1)      Cataratas traumáticas sin lesiones asociadas.
Son cataratas unilaterales que se desarrollan después de un trauma evidente y en las que el resto del globo ocular no presenta otras lesiones traumáticas. Pueden presentarse como subcorticales anteriores o posteriores en roseta o en helecho, pero ocasionalmente se descompensan y se opacan totalmente, tomando entonces un color blanco. El pronóstico suele ser muy bueno, aunque el protocolo quirúrgico debe asumir daño zonular y el cirujano debe estar preparado para consecuencias como zonulodiálisis, prolapso vítreo y la necesidad de suturar la lente al iris, a falta de una estructura de sostén.
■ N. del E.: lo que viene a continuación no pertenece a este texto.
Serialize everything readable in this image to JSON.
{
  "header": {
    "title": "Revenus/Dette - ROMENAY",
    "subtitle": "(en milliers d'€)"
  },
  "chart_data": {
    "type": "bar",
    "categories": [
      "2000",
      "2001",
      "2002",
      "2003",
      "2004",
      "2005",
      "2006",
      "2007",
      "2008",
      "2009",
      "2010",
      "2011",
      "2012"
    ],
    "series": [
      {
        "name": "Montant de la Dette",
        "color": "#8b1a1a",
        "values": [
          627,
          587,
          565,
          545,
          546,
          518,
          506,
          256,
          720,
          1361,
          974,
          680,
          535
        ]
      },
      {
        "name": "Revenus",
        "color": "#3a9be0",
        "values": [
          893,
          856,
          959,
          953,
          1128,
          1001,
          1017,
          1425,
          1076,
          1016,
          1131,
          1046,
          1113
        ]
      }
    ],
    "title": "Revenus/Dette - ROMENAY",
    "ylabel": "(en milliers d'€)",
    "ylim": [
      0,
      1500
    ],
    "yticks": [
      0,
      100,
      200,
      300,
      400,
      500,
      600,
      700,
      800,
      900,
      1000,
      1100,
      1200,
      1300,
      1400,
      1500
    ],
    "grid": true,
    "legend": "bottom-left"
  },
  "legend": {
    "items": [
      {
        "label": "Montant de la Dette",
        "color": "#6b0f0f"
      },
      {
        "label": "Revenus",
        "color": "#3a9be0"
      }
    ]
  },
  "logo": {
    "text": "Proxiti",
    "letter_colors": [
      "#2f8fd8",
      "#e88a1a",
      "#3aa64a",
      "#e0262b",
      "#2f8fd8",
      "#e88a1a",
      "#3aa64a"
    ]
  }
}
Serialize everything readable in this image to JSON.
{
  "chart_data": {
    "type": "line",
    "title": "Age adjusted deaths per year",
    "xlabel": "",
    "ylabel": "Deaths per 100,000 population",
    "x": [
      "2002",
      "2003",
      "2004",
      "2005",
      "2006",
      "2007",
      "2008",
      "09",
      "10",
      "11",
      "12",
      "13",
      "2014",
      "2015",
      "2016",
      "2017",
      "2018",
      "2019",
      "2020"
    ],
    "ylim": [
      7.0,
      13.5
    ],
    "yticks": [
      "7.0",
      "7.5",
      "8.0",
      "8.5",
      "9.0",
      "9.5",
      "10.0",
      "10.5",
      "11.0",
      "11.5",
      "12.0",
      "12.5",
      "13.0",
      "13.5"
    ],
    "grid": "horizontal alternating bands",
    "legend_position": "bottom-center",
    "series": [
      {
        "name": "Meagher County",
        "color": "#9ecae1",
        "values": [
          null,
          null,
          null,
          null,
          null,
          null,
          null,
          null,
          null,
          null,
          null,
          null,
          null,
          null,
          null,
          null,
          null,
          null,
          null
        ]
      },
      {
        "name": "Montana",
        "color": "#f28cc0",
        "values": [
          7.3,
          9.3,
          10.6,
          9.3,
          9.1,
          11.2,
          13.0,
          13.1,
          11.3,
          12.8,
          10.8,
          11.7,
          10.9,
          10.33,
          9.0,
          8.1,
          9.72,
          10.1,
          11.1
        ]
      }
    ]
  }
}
2)      Cataratas traumáticas con lesiones asociadas no penetrantes.
Estos casos, además de la catarata, presentan otros signos de trauma ocular: iris desplazado o atrófico, zónula suelta o distendida, desgarros o desprendimientos de retina, atrofia de papila, cicatrices en polo posterior, atrofia del nervio óptico y hemorragias. El pronóstico de estas cataratas está asociado a la gravedad del daño ocasionado por el traumatismo en las otras estructuras del ojo. Suelen ser cirugías complicadas y se debe tener todo el armamento quirúrgico y la experiencia para poder solucionarlas.

 

En las cataratas traumáticas con lesión no penetrante, el pronóstico es en general sombrío por causa de las lesiones traumáticas del polo posterior. Es importante determinar estas últimas antes de brindar un buen pronóstico al paciente.

3)      Cataratas traumáticas asociadas a heridas penetrantes.
En los ojos que sufrieron una penetración –o lo que es peor, un estallido traumático- el pronóstico está regido por el comportamiento de la herida ocular y la retracción del vítreo al cicatrizar; ambos parámetros condicionan la posibilidad de recuperar el ojo. Este tipo de cirugía es muy compleja y se debe tomar una conducta multidisciplinaria con cirujanos capaces de lidiar con el polo posterior y el segmento anterior del ojo. Toda acción se debe tomar en conjunto, ya que de otra manera el pronóstico es muy reservado. En los últimos años se ha comprendido mucho mejor el comportamiento del vítreo con relación a las heridas: el concepto básico a tener en cuenta es que el vítreo no debe quedar nunca atrapado en una herida, porque siempre tiende a reproliferar y contraerse, ejerciendo en el proceso una tracción difícil de contener y que fácilmente puede llevar a la pérdida del ojo. Son cataratas que suelen ser operadas simultáneamente con una vitrectomía, para poder solucionar tanto la catarata como las tracciones vítreas. Suelen ser cirugías muy complejas que exceden el alcance de este libro

 

El vítreo nunca debe quedar atrapado en una incisión, ya que la tracción vítrea puede ocasionar un desprendimiento de retina.